Google Gemini Gets New Image Verification Tool to Detect AI-Generated Content
Google has expanded the capabilities of its Gemini AI service by adding an image-verification tool to both the mobile app and the web version, designed to determine whether a picture was generated automatically. The introduction of this feature is a logical step: visual content is increasingly produced with AI models, and the demand for distinguishing real photographs from synthetic ones continues to grow.
The new detector is based on the SynthID system — invisible digital watermarks introduced in 2023. These markers are embedded into images created by Google’s generators and persist even after resizing or partial editing. For this reason, the verification tool works only with content produced specifically by Google’s models.
If an image does not contain an embedded watermark, the tool cannot confidently determine whether it was AI-generated. Testing content created by other models highlights this limitation: Gemini sometimes “guesses” based on secondary visual cues, but such results cannot be considered reliable.

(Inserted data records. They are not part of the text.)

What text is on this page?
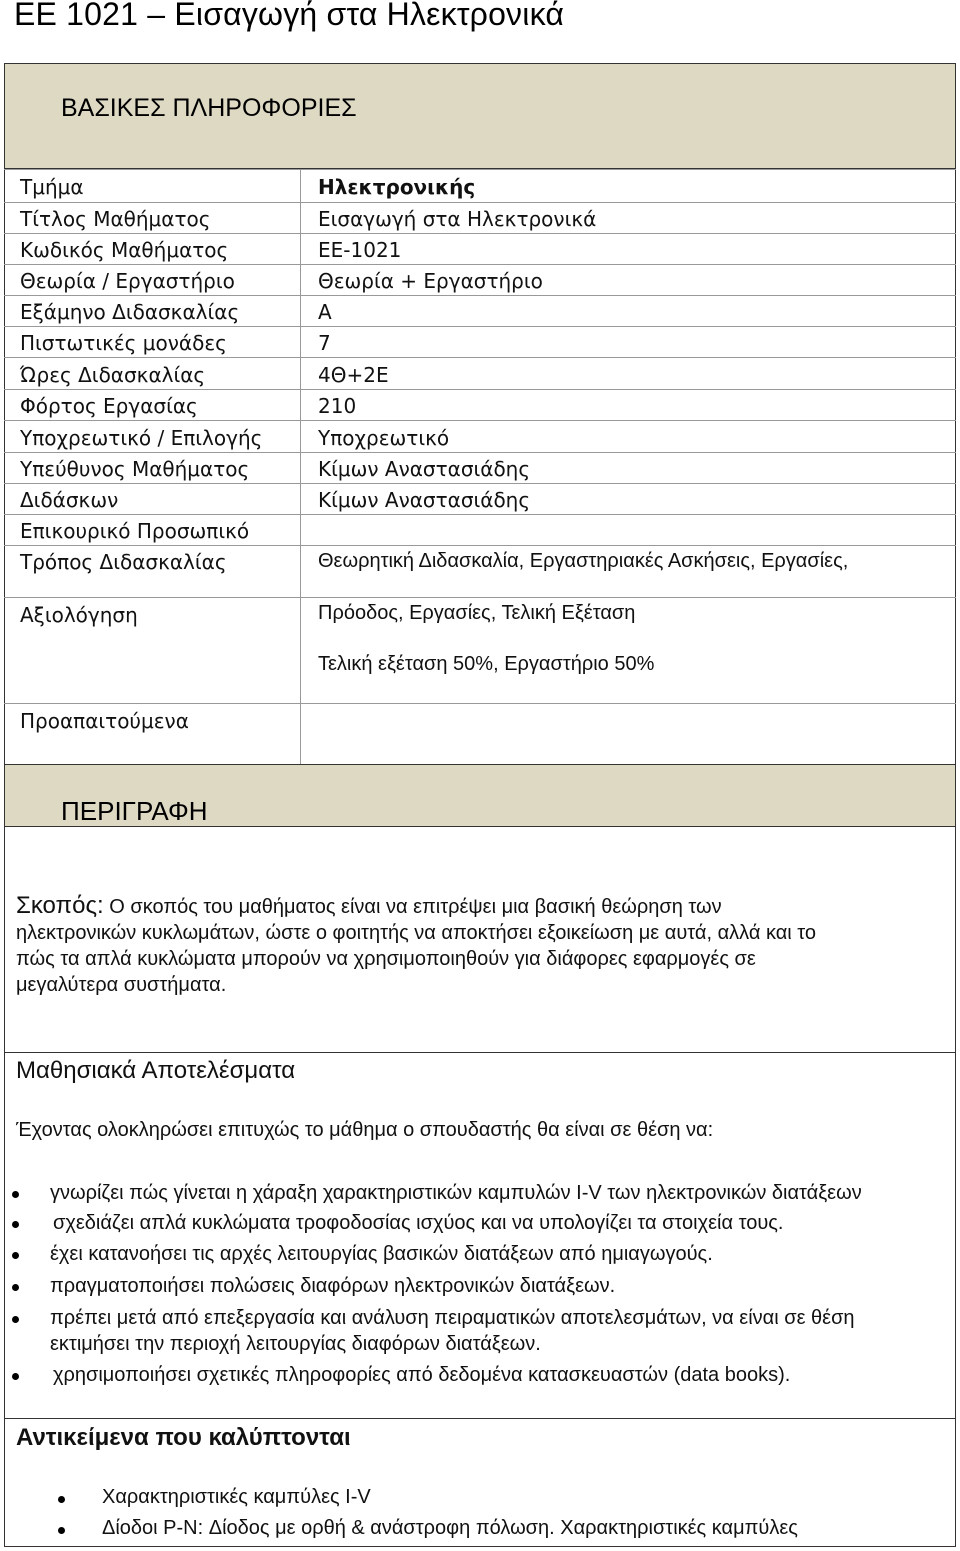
ΕΕ 1021 – Εισαγωγή στα Ηλεκτρονικά
ΒΑΣΙΚΕΣ ΠΛΗΡΟΦΟΡΙΕΣ
Τμήμα	Ηλεκτρονικής
Τίτλος Μαθήματος	Εισαγωγή στα Ηλεκτρονικά
Κωδικός Μαθήματος	ΕΕ-1021
Θεωρία / Εργαστήριο	Θεωρία + Εργαστήριο
Εξάμηνο Διδασκαλίας	Α
Πιστωτικές μονάδες	7
Ώρες Διδασκαλίας	4Θ+2Ε
Φόρτος Εργασίας	210
Υποχρεωτικό / Επιλογής	Υποχρεωτικό
Υπεύθυνος Μαθήματος	Κίμων Αναστασιάδης
Διδάσκων	Κίμων Αναστασιάδης
Επικουρικό Προσωπικό
Τρόπος Διδασκαλίας	Θεωρητική Διδασκαλία, Εργαστηριακές Ασκήσεις, Εργασίες,
Αξιολόγηση	Πρόοδος, Εργασίες, Τελική Εξέταση
Τελική εξέταση 50%, Εργαστήριο 50%
Προαπαιτούμενα
ΠΕΡΙΓΡΑΦΗ
Σκοπός: Ο σκοπός του μαθήματος είναι να επιτρέψει μια βασική θεώρηση των
ηλεκτρονικών κυκλωμάτων, ώστε ο φοιτητής να αποκτήσει εξοικείωση με αυτά, αλλά και το
πώς τα απλά κυκλώματα μπορούν να χρησιμοποιηθούν για διάφορες εφαρμογές σε
μεγαλύτερα συστήματα.
Μαθησιακά Αποτελέσματα
Έχοντας ολοκληρώσει επιτυχώς το μάθημα ο σπουδαστής θα είναι σε θέση να:
γνωρίζει πώς γίνεται η χάραξη χαρακτηριστικών καμπυλών I-V των ηλεκτρονικών διατάξεων
σχεδιάζει απλά κυκλώματα τροφοδοσίας ισχύος και να υπολογίζει τα στοιχεία τους.
έχει κατανοήσει τις αρχές λειτουργίας βασικών διατάξεων από ημιαγωγούς.
πραγματοποιήσει πολώσεις διαφόρων ηλεκτρονικών διατάξεων.
πρέπει μετά από επεξεργασία και ανάλυση πειραματικών αποτελεσμάτων, να είναι σε θέση
εκτιμήσει την περιοχή λειτουργίας διαφόρων διατάξεων.
χρησιμοποιήσει σχετικές πληροφορίες από δεδομένα κατασκευαστών (data books).
Αντικείμενα που καλύπτονται
Χαρακτηριστικές καμπύλες I-V
Δίοδοι P-N: Δίοδος με ορθή & ανάστροφη πόλωση. Χαρακτηριστικές καμπύλες
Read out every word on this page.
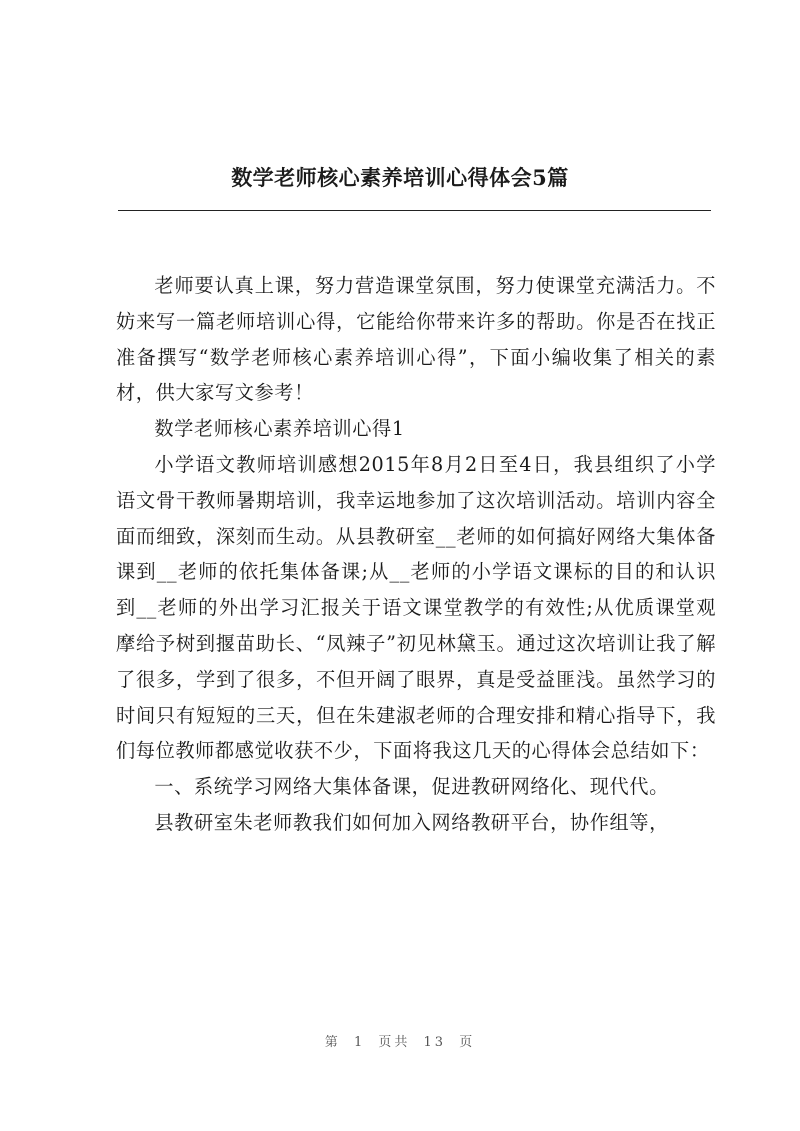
数学老师核心素养培训心得体会5篇

老师要认真上课，努力营造课堂氛围，努力使课堂充满活力。不妨来写一篇老师培训心得，它能给你带来许多的帮助。你是否在找正准备撰写“数学老师核心素养培训心得”，下面小编收集了相关的素材，供大家写文参考！

数学老师核心素养培训心得1

小学语文教师培训感想2015年8月2日至4日，我县组织了小学语文骨干教师暑期培训，我幸运地参加了这次培训活动。培训内容全面而细致，深刻而生动。从县教研室__老师的如何搞好网络大集体备课到__老师的依托集体备课;从__老师的小学语文课标的目的和认识到__老师的外出学习汇报关于语文课堂教学的有效性;从优质课堂观摩给予树到揠苗助长、“凤辣子”初见林黛玉。通过这次培训让我了解了很多，学到了很多，不但开阔了眼界，真是受益匪浅。虽然学习的时间只有短短的三天，但在朱建淑老师的合理安排和精心指导下，我们每位教师都感觉收获不少，下面将我这几天的心得体会总结如下：

一、系统学习网络大集体备课，促进教研网络化、现代代。

县教研室朱老师教我们如何加入网络教研平台，协作组等，

第 1 页共 13 页
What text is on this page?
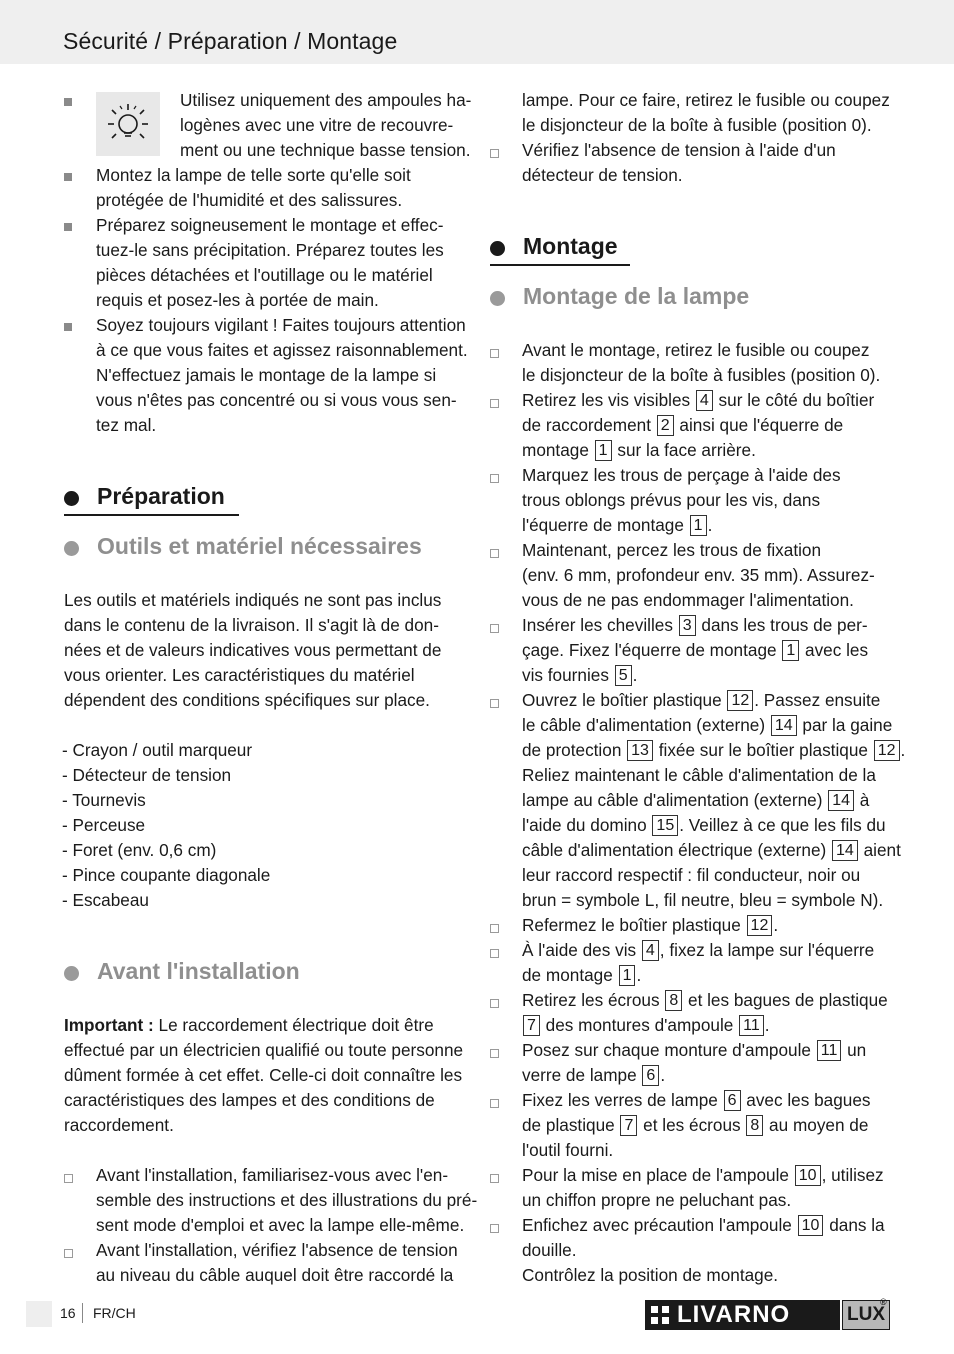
Sécurité / Préparation / Montage
Utilisez uniquement des ampoules ha-
logènes avec une vitre de recouvre-
ment ou une technique basse tension.
Montez la lampe de telle sorte qu'elle soit
protégée de l'humidité et des salissures.
Préparez soigneusement le montage et effec-
tuez-le sans précipitation. Préparez toutes les
pièces détachées et l'outillage ou le matériel
requis et posez-les à portée de main.
Soyez toujours vigilant ! Faites toujours attention
à ce que vous faites et agissez raisonnablement.
N'effectuez jamais le montage de la lampe si
vous n'êtes pas concentré ou si vous vous sen-
tez mal.
Préparation
Outils et matériel nécessaires
Les outils et matériels indiqués ne sont pas inclus
dans le contenu de la livraison. Il s'agit là de don-
nées et de valeurs indicatives vous permettant de
vous orienter. Les caractéristiques du matériel
dépendent des conditions spécifiques sur place.
- Crayon / outil marqueur
- Détecteur de tension
- Tournevis
- Perceuse
- Foret (env. 0,6 cm)
- Pince coupante diagonale
- Escabeau
Avant l'installation
Important : Le raccordement électrique doit être
effectué par un électricien qualifié ou toute personne
dûment formée à cet effet. Celle-ci doit connaître les
caractéristiques des lampes et des conditions de
raccordement.
Avant l'installation, familiarisez-vous avec l'en-
semble des instructions et des illustrations du pré-
sent mode d'emploi et avec la lampe elle-même.
Avant l'installation, vérifiez l'absence de tension
au niveau du câble auquel doit être raccordé la
lampe. Pour ce faire, retirez le fusible ou coupez
le disjoncteur de la boîte à fusible (position 0).
Vérifiez l'absence de tension à l'aide d'un
détecteur de tension.
Montage
Montage de la lampe
Avant le montage, retirez le fusible ou coupez
le disjoncteur de la boîte à fusibles (position 0).
Retirez les vis visibles 4 sur le côté du boîtier
de raccordement 2 ainsi que l'équerre de
montage 1 sur la face arrière.
Marquez les trous de perçage à l'aide des
trous oblongs prévus pour les vis, dans
l'équerre de montage 1 .
Maintenant, percez les trous de fixation
(env. 6 mm, profondeur env. 35 mm). Assurez-
vous de ne pas endommager l'alimentation.
Insérer les chevilles 3 dans les trous de per-
çage. Fixez l'équerre de montage 1 avec les
vis fournies 5 .
Ouvrez le boîtier plastique 12 . Passez ensuite
le câble d'alimentation (externe) 14 par la gaine
de protection 13 fixée sur le boîtier plastique 12 .
Reliez maintenant le câble d'alimentation de la
lampe au câble d'alimentation (externe) 14 à
l'aide du domino 15 . Veillez à ce que les fils du
câble d'alimentation électrique (externe) 14 aient
leur raccord respectif : fil conducteur, noir ou
brun = symbole L, fil neutre, bleu = symbole N).
Refermez le boîtier plastique 12 .
À l'aide des vis 4 , fixez la lampe sur l'équerre
de montage 1 .
Retirez les écrous 8 et les bagues de plastique
7 des montures d'ampoule 11 .
Posez sur chaque monture d'ampoule 11 un
verre de lampe 6 .
Fixez les verres de lampe 6 avec les bagues
de plastique 7 et les écrous 8 au moyen de
l'outil fourni.
Pour la mise en place de l'ampoule 10 , utilisez
un chiffon propre ne peluchant pas.
Enfichez avec précaution l'ampoule 10 dans la
douille.
Contrôlez la position de montage.
16 FR/CH	LIVARNO	LUX
®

SynthID has been released as open source, and Google has even secured partners such as Hugging Face and Nvidia. However, most generators rely on different methods. For example, ChatGPT uses the C2PA metadata framework — supported by Microsoft, Adobe, Meta, and others. Google has stated that it plans to add C2PA compatibility to expand detection beyond its own ecosystem.
Yet even this would not guarantee full protection. Last summer, researchers at the University of Waterloo developed a technique called UnMarker, capable of stripping AI watermarks — including SynthID — in just minutes on an Nvidia A100 GPU. Google DeepMind reached similar conclusions, noting that C2PA metadata can be even less resilient in certain scenarios.
In parallel, the company introduced an updated version of its image-generation system, Nano Banana Pro. Built on Gemini 3 Pro, the model focuses on more accurate text rendering in images — historically a weak point for visual AI.
The algorithm can now produce infographics and other materials where legible labels are essential. Content generation speed has also noticeably improved. At the same time, images still contain the visible Gemini badge and the invisible SynthID watermark.
In one test, Nano Banana Pro generated an illustration specifically for demonstration, after which researchers attempted to remove the SynthID markers. Even after the watermark was stripped away, the system still identified the picture as AI-generated.
Thus, the new Gemini feature helps detect some images created with Google’s tools, but it is not universal. Removing or altering embedded markers remains possible, meaning that provenance-verification tools are only one of several methods needed to navigate an increasingly synthetic visual landscape.